To prove something a bit stronger:

Claim: Given two fixed natural numbers, $N,M$, there is a multiple of $N$ the decimal expansion of which contains $M$ as a string of digits (With $N=267, M=711$ we see $267\times 139=37113$ as an example).

Proof: Consider the sequence which concatenates $M$ with itself.
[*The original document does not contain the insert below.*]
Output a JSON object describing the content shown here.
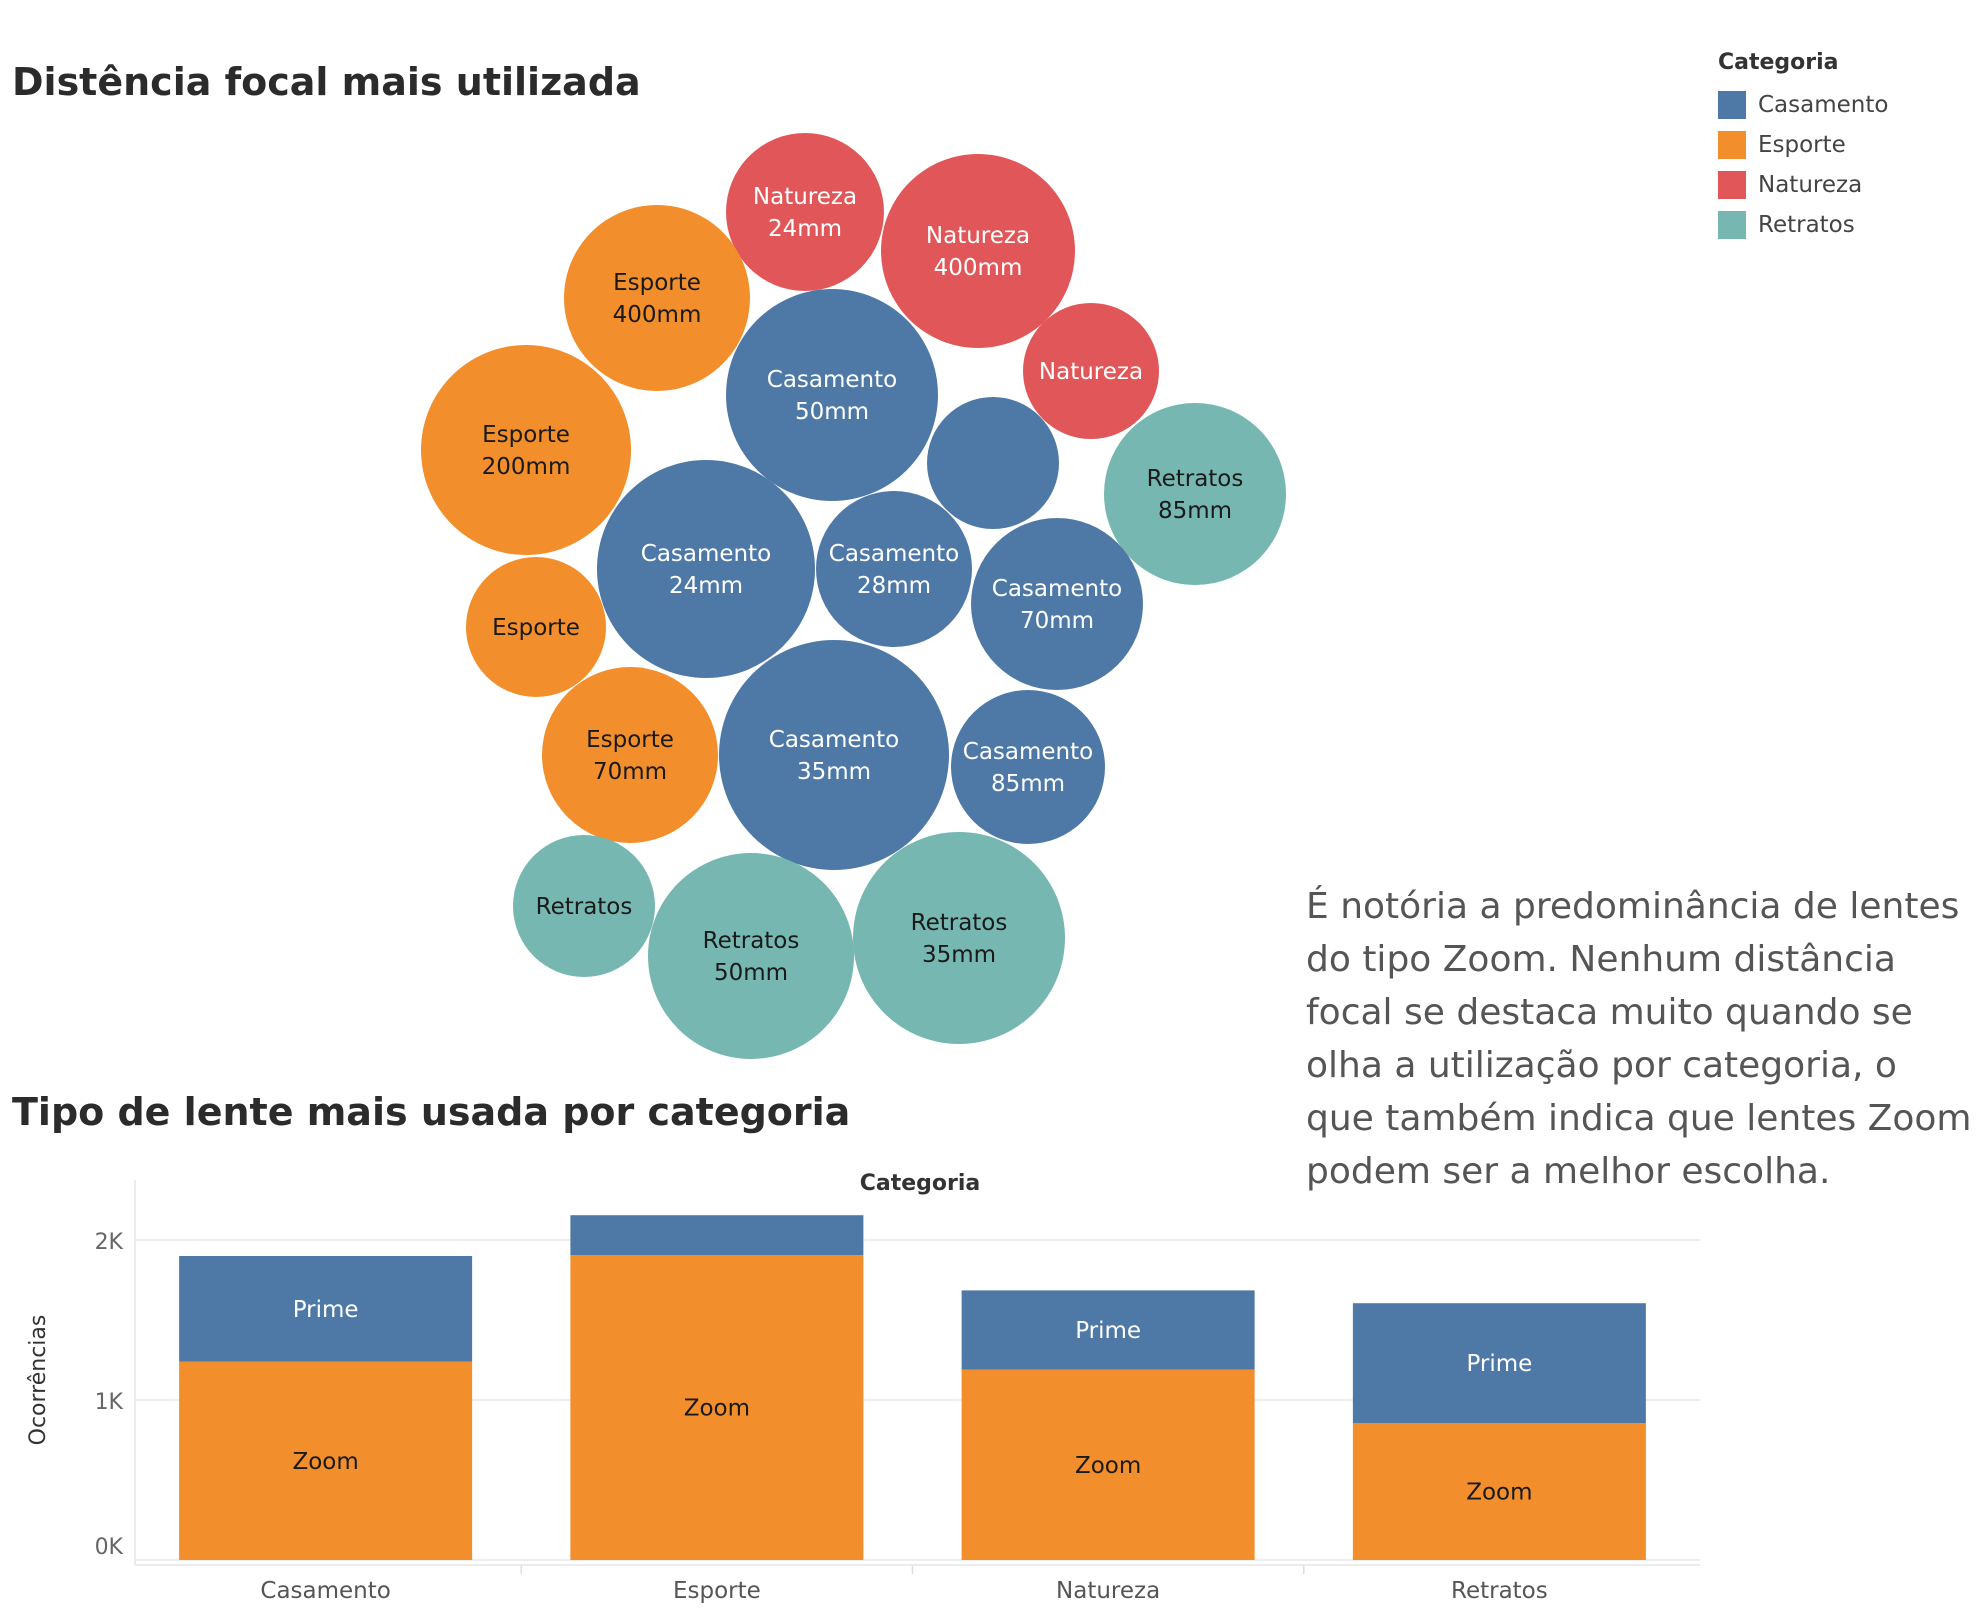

Thus, if $L(M)$ denotes the number of digits in $M$, we have $$a_1=M\quad a_n=a_{n-1}\times 10^{L(M)}+M$$.

Reduce this sequence $\pmod N$. As there are only finitely many residues $\pmod N$ we must be able to find $i<j$ with $a_i\equiv a_j\pmod N$ and then $(a_j-a_i)$ satisfies the claim.

Note: Inspecting the proof shows that we can find a multiple of $N$ which includes only the digits of $M$ and $0$.

To answer the question at hand, take $M=1234567890$ or any other natural number that includes all the digits.

Answer 2

Prove instead: Every integer n >= 1 has a multiple whose decimal representation starts with 1234567890.

And that’s simple: If your n has k digits, then take 1234567890, followed by k zeroes, divide by n and round up to m. m times n is at least 1234567890 with k zeroes, but the rounding up cannot change the first 10 digits.